The main characters will usually be modelled in full, high-resolution, high-end 3D form with the artist not being particularly concerned with relative expense of the model at this stage. This will be re-modelled later into a ‘cheaper’, workable game model. The environment artists simultaneously begin constructing the first levels for the game, and are usually constrained into a particular method of working by the technicalities of the game engine. All models, whether they be game characters, backgrounds or objects are created with polygonal surfaces – a method of construction that lends itself well to the hardware’s ability to display and manipulate them.

The raw, basically-coloured polygonal ‘meshes’ then undergo texturing.
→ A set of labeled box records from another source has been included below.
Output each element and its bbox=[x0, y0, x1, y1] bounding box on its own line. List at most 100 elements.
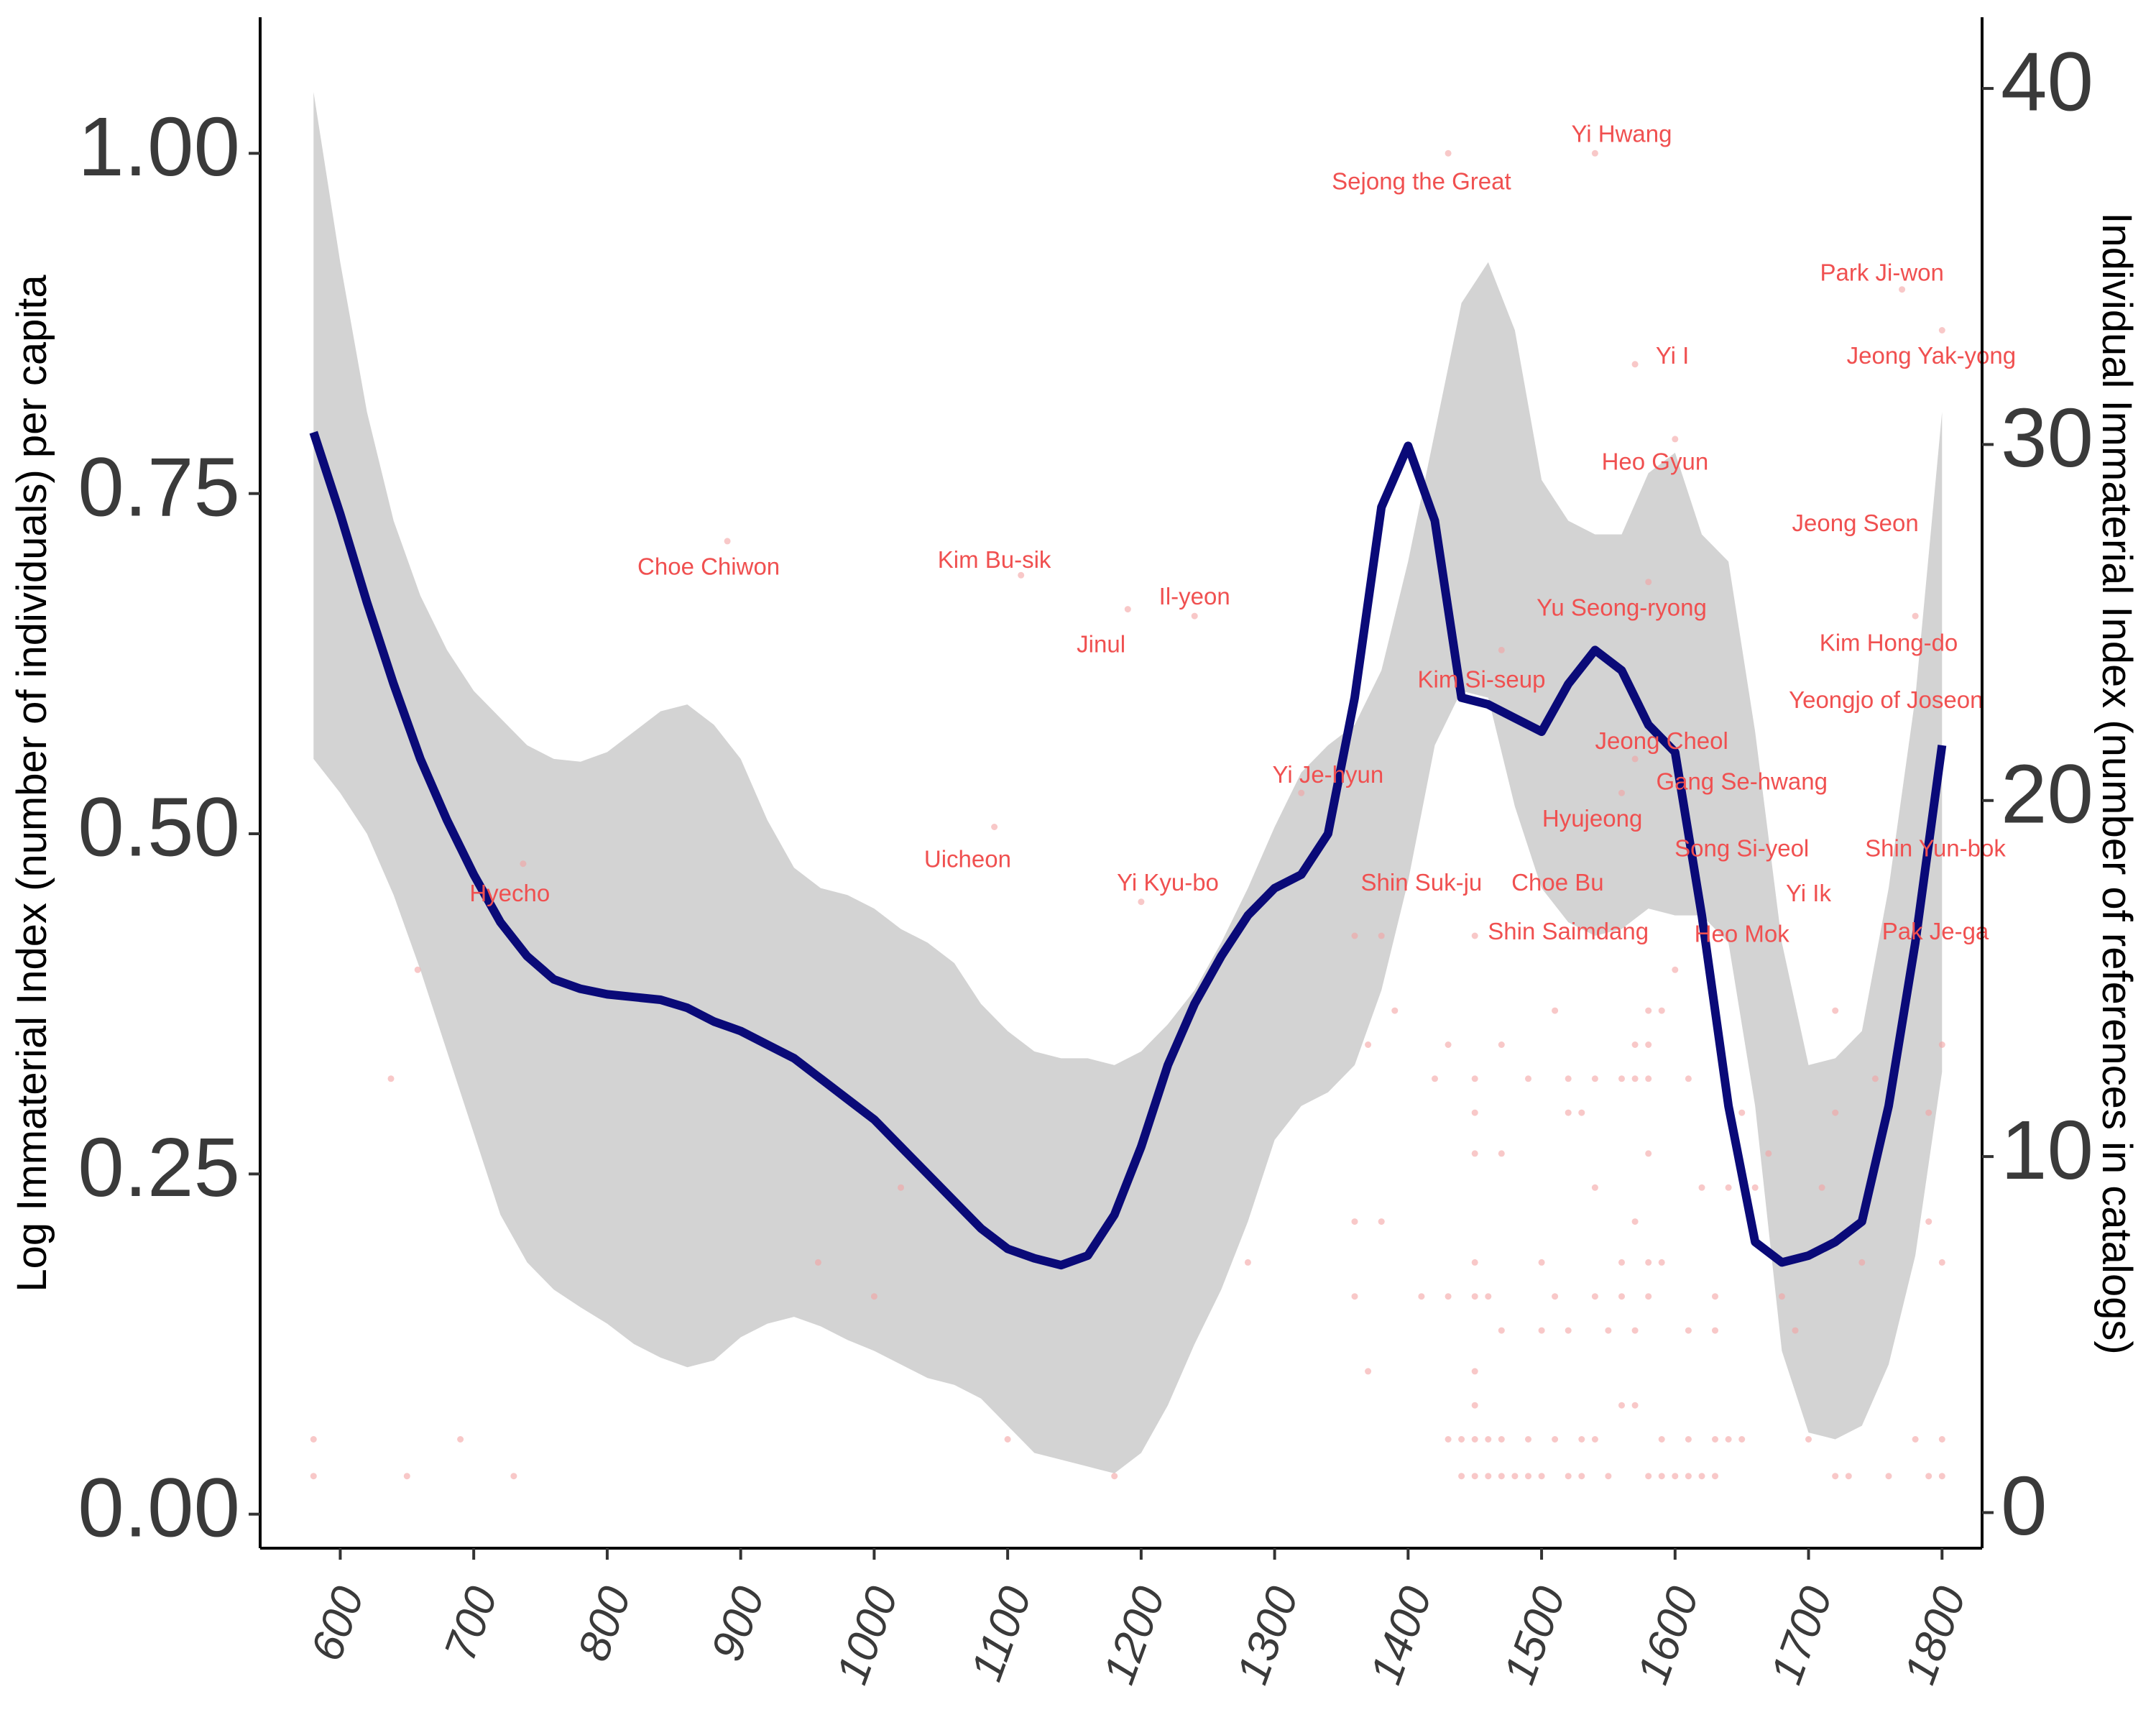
data-point bbox=[1618, 1293, 1625, 1300]
data-point bbox=[1631, 1075, 1639, 1082]
data-point bbox=[1552, 1293, 1559, 1300]
y-tick-label: 1.00 bbox=[78, 100, 240, 193]
confidence-ribbon-layer bbox=[313, 92, 1943, 1473]
data-point bbox=[1498, 1473, 1505, 1480]
data-point bbox=[310, 1436, 317, 1443]
annotation-label: Uicheon bbox=[924, 846, 1011, 873]
data-point bbox=[1765, 1150, 1772, 1157]
data-point bbox=[1471, 1473, 1478, 1480]
data-point bbox=[1351, 932, 1358, 939]
data-point bbox=[1004, 1436, 1011, 1443]
data-point bbox=[1938, 1436, 1945, 1443]
annotation-label: Kim Hong-do bbox=[1820, 630, 1958, 656]
data-point bbox=[457, 1436, 464, 1443]
data-point bbox=[1712, 1293, 1718, 1300]
data-point bbox=[1858, 1259, 1866, 1266]
data-point bbox=[1618, 789, 1625, 796]
y2-axis-title: Individual Immaterial Index (number of r… bbox=[2093, 212, 2140, 1354]
y-tick-label: 0.00 bbox=[78, 1460, 240, 1554]
data-point bbox=[991, 824, 998, 830]
data-point bbox=[1618, 1259, 1625, 1266]
data-point bbox=[1565, 1473, 1572, 1480]
data-point bbox=[1712, 1436, 1718, 1443]
data-point bbox=[1871, 1075, 1879, 1082]
annotation-label: Yi I bbox=[1656, 342, 1689, 369]
data-point bbox=[1925, 1473, 1932, 1480]
data-point bbox=[1591, 150, 1598, 157]
annotation-label: Heo Mok bbox=[1695, 921, 1790, 947]
data-point bbox=[1471, 1293, 1478, 1300]
data-point bbox=[1498, 646, 1505, 653]
data-point bbox=[387, 1075, 395, 1082]
data-point bbox=[1778, 1293, 1785, 1300]
y2-tick-label: 40 bbox=[2001, 35, 2093, 129]
data-point bbox=[1191, 612, 1198, 620]
data-point bbox=[1685, 1473, 1692, 1480]
data-point bbox=[310, 1473, 317, 1480]
annotation-label: Park Ji-won bbox=[1820, 259, 1944, 286]
data-point bbox=[1712, 1473, 1718, 1480]
data-point bbox=[1672, 1473, 1679, 1480]
data-point bbox=[1511, 1473, 1519, 1480]
data-point bbox=[1725, 1184, 1732, 1191]
data-point bbox=[1738, 1436, 1746, 1443]
data-point bbox=[1458, 1473, 1465, 1480]
data-point bbox=[1818, 1184, 1825, 1191]
data-point bbox=[1244, 1259, 1251, 1266]
data-point bbox=[1538, 1473, 1545, 1480]
data-point bbox=[1351, 1293, 1358, 1300]
data-point bbox=[1805, 1436, 1812, 1443]
data-point bbox=[1832, 1007, 1839, 1014]
data-point bbox=[414, 966, 421, 973]
data-point bbox=[1912, 612, 1919, 620]
data-point bbox=[1538, 1327, 1545, 1334]
data-point bbox=[1124, 606, 1131, 613]
data-point bbox=[1645, 1259, 1652, 1266]
y-tick-label: 0.75 bbox=[78, 440, 240, 533]
data-point bbox=[1591, 1075, 1598, 1082]
data-point bbox=[1565, 1327, 1572, 1334]
annotation-label: Shin Saimdang bbox=[1488, 918, 1649, 944]
annotation-label: Jeong Seon bbox=[1792, 510, 1919, 536]
data-point bbox=[1899, 286, 1906, 293]
data-point bbox=[1938, 327, 1945, 334]
data-point bbox=[1445, 150, 1452, 157]
data-point bbox=[1712, 1327, 1718, 1334]
data-point bbox=[1365, 1368, 1372, 1375]
data-point bbox=[1938, 1041, 1945, 1048]
data-point bbox=[1418, 1293, 1425, 1300]
data-point bbox=[403, 1473, 410, 1480]
data-point bbox=[1525, 1075, 1531, 1082]
data-points-layer bbox=[310, 150, 1945, 1480]
data-point bbox=[1672, 966, 1679, 973]
smooth-trend-line bbox=[309, 431, 1947, 1270]
y-tick-label: 0.25 bbox=[78, 1121, 240, 1214]
annotation-label: Yu Seong-ryong bbox=[1537, 594, 1707, 620]
annotation-label: Sejong the Great bbox=[1332, 168, 1511, 195]
y-axis-title: Log Immaterial Index (number of individu… bbox=[9, 275, 55, 1292]
data-point bbox=[1498, 1041, 1505, 1048]
data-point bbox=[1471, 1150, 1478, 1157]
data-point bbox=[1925, 1218, 1932, 1225]
data-point bbox=[1298, 789, 1305, 796]
annotation-label: Pak Je-ga bbox=[1882, 918, 1989, 944]
data-point bbox=[1885, 1473, 1892, 1480]
data-point bbox=[1138, 898, 1145, 906]
data-point bbox=[1618, 1402, 1625, 1409]
data-point bbox=[520, 860, 527, 868]
data-point bbox=[1471, 1436, 1478, 1443]
data-point bbox=[1698, 1184, 1705, 1191]
annotation-label: Shin Yun-bok bbox=[1865, 834, 2006, 861]
annotation-label: Gang Se-hwang bbox=[1656, 768, 1828, 795]
data-point bbox=[1445, 1041, 1452, 1048]
data-point bbox=[814, 1259, 821, 1266]
data-point bbox=[1578, 1436, 1585, 1443]
data-point bbox=[1618, 1075, 1625, 1082]
annotation-label: Yi Je-hyun bbox=[1273, 761, 1384, 788]
data-point bbox=[1445, 1293, 1452, 1300]
data-point bbox=[1832, 1109, 1839, 1116]
data-point bbox=[1698, 1473, 1705, 1480]
y2-tick-label: 10 bbox=[2001, 1103, 2093, 1197]
data-point bbox=[1578, 1473, 1585, 1480]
Both characters and environments are textured in roughly the same way, with the artist applying pre-rendered (to maintain a high level of detail) images to the flat, polygonal surfaces. The quality of the textures produced is fundamental to the overall look and attractiveness of the game. A well-textured model will give the player the illusion that they are looking at a much more detailed character (or background) than the underlying polygonal mesh actually contains.

Animators will thread a jointed skeleton through the polygonal characters, giving them the ability to freely manipulate the model, and breath a little life into an otherwise rigid form. The finished textured, jointed and animated character is then placed in the game world, with software written to allow the player to run, jump, punch, roll, drive, fly, shoot etc. around the (by now) fully textured polygonal environment.

And that is more or less it. A little tweaking, a little pixie dust and a lot of sweat later, the game becomes a series of linked environments, with fully playable characters being able to drive, collect, fight or shoot their way through hordes of aliens, dinosaurs, secret agents or would be monkey-‘harmers’ until they reach the goal and the ever-so-important game credits. All this, interspersed with cinematic cut-scenes, nestled on a foundation of top quality front-end control, and set on a bedrock of cohesive graphical style, makes a finished product.

The artist’s job is all but done. As the game begins to see the light at the end of the very dark and very long testing tunnel, there is usually time to create some high-resolution promotional images for use in magazines, as box artwork or as exhibition posters, until finally comes the calm. And then, we begin again.